NEW YORK ( TheStreet) -- Jim Cramer fills his blog on RealMoney every day with his up-to-the-minute reactions to what's happening in the market and his legendary ahead-of-the-crowd ideas. This week he blogged on:
- where to go;
- the Egypt effect; and
- where to get back in.
Click here for information on RealMoney, where you can see all the blogs, including Jim Cramer's -- and reader comments -- in real time.
Lots of Places to GoPosted at 11:32 a.m. EDT on Friday, July 5 Trying to bet on the strength of the American economy without betting on rising interest rates has become an impossibility for the moment. You get good jobs numbers and that means interest rates fly, which means housing stocks get hammered until we see if people still buy homes if mortgage rates go to 5%.
So what do people do? They have lots of other places to go besides housing and they are going to them. First, they are going to banks because of the net interest margin hope (it won't be this quarter, but people are willing to look forward). They are going to aerospace. They are going to autos. And they are going to consumer spending, which is a little odd because that had been linked to housing, but now seems to have disentangled. But you have to stick with those groups as the 10-year struggles to find its level on the next piece of data because I do not believe this jobs number can take us past 2.8%, let alone to 3%.

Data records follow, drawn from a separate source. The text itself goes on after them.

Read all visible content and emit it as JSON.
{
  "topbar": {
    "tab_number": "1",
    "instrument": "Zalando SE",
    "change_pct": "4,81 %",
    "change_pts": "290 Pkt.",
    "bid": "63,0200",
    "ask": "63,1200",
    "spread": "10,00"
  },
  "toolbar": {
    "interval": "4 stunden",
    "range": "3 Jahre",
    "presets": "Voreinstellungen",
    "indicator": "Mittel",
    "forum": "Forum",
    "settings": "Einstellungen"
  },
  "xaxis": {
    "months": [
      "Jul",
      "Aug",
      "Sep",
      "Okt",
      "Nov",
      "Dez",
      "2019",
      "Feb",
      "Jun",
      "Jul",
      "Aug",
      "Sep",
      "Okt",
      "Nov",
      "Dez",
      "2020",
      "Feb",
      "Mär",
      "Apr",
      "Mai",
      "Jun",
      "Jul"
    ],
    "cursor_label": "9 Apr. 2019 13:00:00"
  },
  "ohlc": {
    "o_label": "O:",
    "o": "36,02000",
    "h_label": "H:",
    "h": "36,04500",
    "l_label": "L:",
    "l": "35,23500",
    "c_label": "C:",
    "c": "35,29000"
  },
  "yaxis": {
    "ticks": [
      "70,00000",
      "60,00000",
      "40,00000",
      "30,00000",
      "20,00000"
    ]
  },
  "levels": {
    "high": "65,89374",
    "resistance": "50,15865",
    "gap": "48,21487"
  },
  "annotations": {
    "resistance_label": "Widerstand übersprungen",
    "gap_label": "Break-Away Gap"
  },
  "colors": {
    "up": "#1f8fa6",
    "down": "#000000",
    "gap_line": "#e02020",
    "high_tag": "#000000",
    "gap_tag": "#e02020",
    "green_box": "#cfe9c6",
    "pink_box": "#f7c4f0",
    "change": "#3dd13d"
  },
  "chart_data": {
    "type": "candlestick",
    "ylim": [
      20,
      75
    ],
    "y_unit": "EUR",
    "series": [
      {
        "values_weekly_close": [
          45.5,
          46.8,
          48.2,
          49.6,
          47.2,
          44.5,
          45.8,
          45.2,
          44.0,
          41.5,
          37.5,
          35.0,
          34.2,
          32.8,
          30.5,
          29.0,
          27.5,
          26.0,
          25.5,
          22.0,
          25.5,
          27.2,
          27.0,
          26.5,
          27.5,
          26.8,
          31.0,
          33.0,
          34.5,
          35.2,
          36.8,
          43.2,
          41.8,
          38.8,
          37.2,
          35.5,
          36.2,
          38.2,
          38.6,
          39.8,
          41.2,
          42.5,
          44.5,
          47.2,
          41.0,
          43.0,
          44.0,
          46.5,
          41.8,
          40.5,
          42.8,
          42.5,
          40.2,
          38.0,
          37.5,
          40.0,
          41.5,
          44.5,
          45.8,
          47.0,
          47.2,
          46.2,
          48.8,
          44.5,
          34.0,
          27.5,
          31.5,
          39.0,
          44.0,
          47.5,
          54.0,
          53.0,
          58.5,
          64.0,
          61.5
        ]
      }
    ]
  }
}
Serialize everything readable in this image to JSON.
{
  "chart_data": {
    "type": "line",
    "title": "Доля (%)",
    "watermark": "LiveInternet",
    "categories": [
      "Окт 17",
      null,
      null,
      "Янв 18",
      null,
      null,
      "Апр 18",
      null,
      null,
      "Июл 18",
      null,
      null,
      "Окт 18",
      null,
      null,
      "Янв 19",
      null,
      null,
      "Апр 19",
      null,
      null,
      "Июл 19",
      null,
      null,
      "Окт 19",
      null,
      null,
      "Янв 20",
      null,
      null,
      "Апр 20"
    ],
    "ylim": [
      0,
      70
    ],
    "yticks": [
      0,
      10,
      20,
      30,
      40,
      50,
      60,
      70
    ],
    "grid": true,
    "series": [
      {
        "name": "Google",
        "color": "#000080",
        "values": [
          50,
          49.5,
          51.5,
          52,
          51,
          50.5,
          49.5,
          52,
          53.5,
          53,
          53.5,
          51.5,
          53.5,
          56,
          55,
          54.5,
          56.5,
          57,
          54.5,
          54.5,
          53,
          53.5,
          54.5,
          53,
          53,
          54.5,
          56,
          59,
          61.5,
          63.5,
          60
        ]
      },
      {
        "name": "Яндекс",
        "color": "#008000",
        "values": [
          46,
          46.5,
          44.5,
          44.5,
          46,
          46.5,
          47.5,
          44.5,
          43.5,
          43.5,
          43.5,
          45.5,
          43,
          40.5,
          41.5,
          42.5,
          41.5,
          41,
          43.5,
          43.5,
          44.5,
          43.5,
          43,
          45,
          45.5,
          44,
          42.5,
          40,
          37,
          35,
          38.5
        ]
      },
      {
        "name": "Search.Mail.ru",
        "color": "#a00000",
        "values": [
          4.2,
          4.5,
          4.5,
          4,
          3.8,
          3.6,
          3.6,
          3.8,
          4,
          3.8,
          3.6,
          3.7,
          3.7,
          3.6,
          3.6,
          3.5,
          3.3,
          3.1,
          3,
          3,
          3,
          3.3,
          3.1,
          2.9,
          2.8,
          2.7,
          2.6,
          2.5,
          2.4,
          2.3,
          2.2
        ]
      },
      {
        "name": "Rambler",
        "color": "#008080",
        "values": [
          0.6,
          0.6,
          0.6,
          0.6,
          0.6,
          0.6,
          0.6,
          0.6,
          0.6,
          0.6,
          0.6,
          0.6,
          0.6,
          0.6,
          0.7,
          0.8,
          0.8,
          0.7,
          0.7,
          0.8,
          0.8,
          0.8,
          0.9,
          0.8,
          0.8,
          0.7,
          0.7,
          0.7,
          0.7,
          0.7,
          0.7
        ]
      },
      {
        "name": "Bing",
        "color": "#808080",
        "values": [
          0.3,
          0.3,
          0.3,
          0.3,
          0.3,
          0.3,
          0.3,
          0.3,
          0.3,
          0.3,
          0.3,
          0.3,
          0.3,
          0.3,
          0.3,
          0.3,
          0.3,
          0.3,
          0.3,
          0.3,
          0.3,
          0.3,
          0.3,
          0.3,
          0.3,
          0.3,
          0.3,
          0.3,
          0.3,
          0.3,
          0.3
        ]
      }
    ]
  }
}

Egypt Is Ancient History Posted at 2:51 p.m. EDT on Tuesday, July 2 Can we stop it with the gibberish about Egypt? The military has played a positive role there historically, not a negative one, and the current government, whether President Obama likes it or not, has not been pro-American. Sure, oil is flashing that perhaps the Suez is closed -- and I don't like a spike in oil -- but it seems almost ludicrous that the market wouldn't like this change. There's been nothing but turmoil in Egypt for months, it just has finally hit the headlines.
What matters to me is this: So many are trying to interpret this market through the Egyptian lens that it becomes a fait accompli, but it shouldn't because there is no definitive link to the market at all.